Following his conviction, Turing was deemed a security risk by government officials and, during his final year of life, was harassed by police surveillance.

He committed suicide at age 41.

 

On June 8, 1954, Turin’s housekeeper discovered his body. The official verdict was that Turing had died from suicide, by way of self-administered cyanide poisoning. A half-eaten apple sitting on his bedside table was presumed to be the vehicle with which he had poisoned himself.

In terms of a motive for Turing’s death, it was considered to be depression as a result of the forced chemical castration he had endured.

 

Somewhat ironically, given the contributing factors involved in his death, Turing was both born and died during the month of June, which would later become Pride Month.

While in his lifetime, being gay was a criminal offence.

 

Only in 2009 did the UK government apologize for his treatment.

“We’re sorry — you deserved so much better,” said Gordon Brown, then the prime minister. “Alan and the many thousands of other gay men who were convicted, as he was, under homophobic laws were treated terribly.”

 

And only in 2013 did Queen Elizabeth II grant Turing a royal pardon, 59 years after his housekeeper discovered his dead body at his home at Wilmslow, near Manchester, in northwest England.

 

His life story was immortalised in 2014 in Oscar winning hit film The Imitation Game, where he was portrayed by Benedict Cumberbatch who went on to campaign for posthumous pardons for gay men convicted of the same crime.

 

In a PBS feature titled ‘8 things you didn’t know about Alan Turing’, it noted that he was also an Olympic-level runner, who embodied some values of the Hippie movement.
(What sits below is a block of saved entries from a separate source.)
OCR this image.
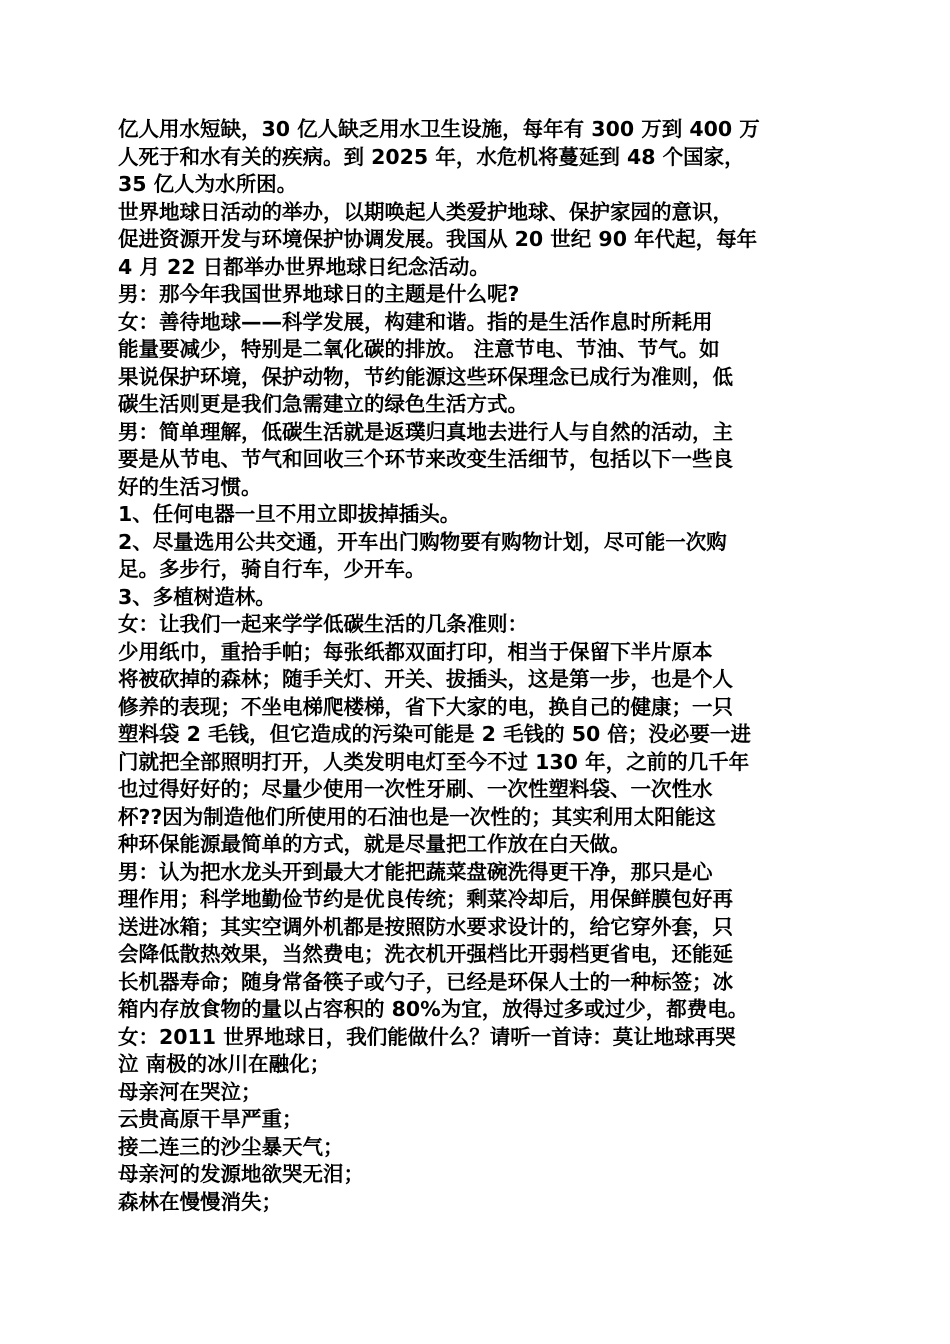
亿人用水短缺，30 亿人缺乏用水卫生设施，每年有 300 万到 400 万
人死于和水有关的疾病。到 2025 年，水危机将蔓延到 48 个国家，
35 亿人为水所困。
世界地球日活动的举办，以期唤起人类爱护地球、保护家园的意识，
促进资源开发与环境保护协调发展。我国从 20 世纪 90 年代起，每年
4 月 22 日都举办世界地球日纪念活动。
男：那今年我国世界地球日的主题是什么呢?
女：善待地球——科学发展，构建和谐。指的是生活作息时所耗用
能量要减少，特别是二氧化碳的排放。 注意节电、节油、节气。如
果说保护环境，保护动物，节约能源这些环保理念已成行为准则，低
碳生活则更是我们急需建立的绿色生活方式。
男：简单理解，低碳生活就是返璞归真地去进行人与自然的活动，主
要是从节电、节气和回收三个环节来改变生活细节，包括以下一些良
好的生活习惯。
1、任何电器一旦不用立即拔掉插头。
2、尽量选用公共交通，开车出门购物要有购物计划，尽可能一次购
足。多步行，骑自行车，少开车。
3、多植树造林。
女：让我们一起来学学低碳生活的几条准则：
少用纸巾，重拾手帕；每张纸都双面打印，相当于保留下半片原本
将被砍掉的森林；随手关灯、开关、拔插头，这是第一步，也是个人
修养的表现；不坐电梯爬楼梯，省下大家的电，换自己的健康；一只
塑料袋 2 毛钱，但它造成的污染可能是 2 毛钱的 50 倍；没必要一进
门就把全部照明打开，人类发明电灯至今不过 130 年，之前的几千年
也过得好好的；尽量少使用一次性牙刷、一次性塑料袋、一次性水
杯??因为制造他们所使用的石油也是一次性的；其实利用太阳能这
种环保能源最简单的方式，就是尽量把工作放在白天做。
男：认为把水龙头开到最大才能把蔬菜盘碗洗得更干净，那只是心
理作用；科学地勤俭节约是优良传统；剩菜冷却后，用保鲜膜包好再
送进冰箱；其实空调外机都是按照防水要求设计的，给它穿外套，只
会降低散热效果，当然费电；洗衣机开强档比开弱档更省电，还能延
长机器寿命；随身常备筷子或勺子，已经是环保人士的一种标签；冰
箱内存放食物的量以占容积的 80%为宜，放得过多或过少，都费电。
女：2011 世界地球日，我们能做什么？请听一首诗：莫让地球再哭
泣 南极的冰川在融化；
母亲河在哭泣；
云贵高原干旱严重；
接二连三的沙尘暴天气；
母亲河的发源地欲哭无泪；
森林在慢慢消失；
Turing got bad grades as a child and frustrated his teachers, with one saying,

“I can forgive his writing, though it is the worst I have ever seen, and I try to view tolerantly his unswerving inexactitude and slipshod, dirty, work, inconsistent though such inexactitude is in a utilitarian; but I cannot forgive the stupidity of his attitude towards sane discussion on the New Testament.”

 

Turing, who spoke with a stutter, also liked to dabble in other professional fields such as physics, biology, chemistry and neurology, and developed a new field of biology – morphogenesis – out of his fascination with daisies.

Despite laws at the time preventing Turing from being openly gay, he never kept his sexuality secret and was open with his social circles at Kings College in Cambridge.

In 1952, when he was arrested and charged with “indecency” after a brief relationship with another man – the conviction which would later result in him having to undergo forced chemical castration – Turin refused to deny the charges.

 

“When he was arrested, the first thing he said was he thought that this shouldn’t be against the law,” reports reveal. “He gave a statement that was unapologetic, that detailed what had happened.”

 

After his chemical castration, which involved a series of hormone injections, Turing was left impotent.

It also caused gynecomastia, giving him breasts. But Turing refused to let the treatment sway him from his work and maintained an upward spirit. 

 

“He dealt with it with as much humor and defiance as you could muster,” Andrew Hodges, author of “Alan Turing: The Enigma”, the biography which inspired 2014 movie, said.

 

“To his close friends, it was obvious it was traumatic. But in no way did he just succumb and decline. He really fought back … by insisting on continuing work as if nothing had happened.”

The £50 note bearing Turin’s image was issued in 2021

In 2021, a new design for the British £50 note was unveiled by the Bank of England, bearing Turing’s picture and legacy.

 

The bank’s governor, Andrew Bailey, said ‘He was a leading mathematician, developmental biologist, and a pioneer in the field of computer science. He was also gay, and was treated appallingly as a result. By placing him on our new polymer £50 banknote, we are celebrating his achievements, and the values he symbolises.’

 

The new note (which is the highest value in the Sterling currency) was released into national circulation on June 23rd, which would have been Turing’s birthday.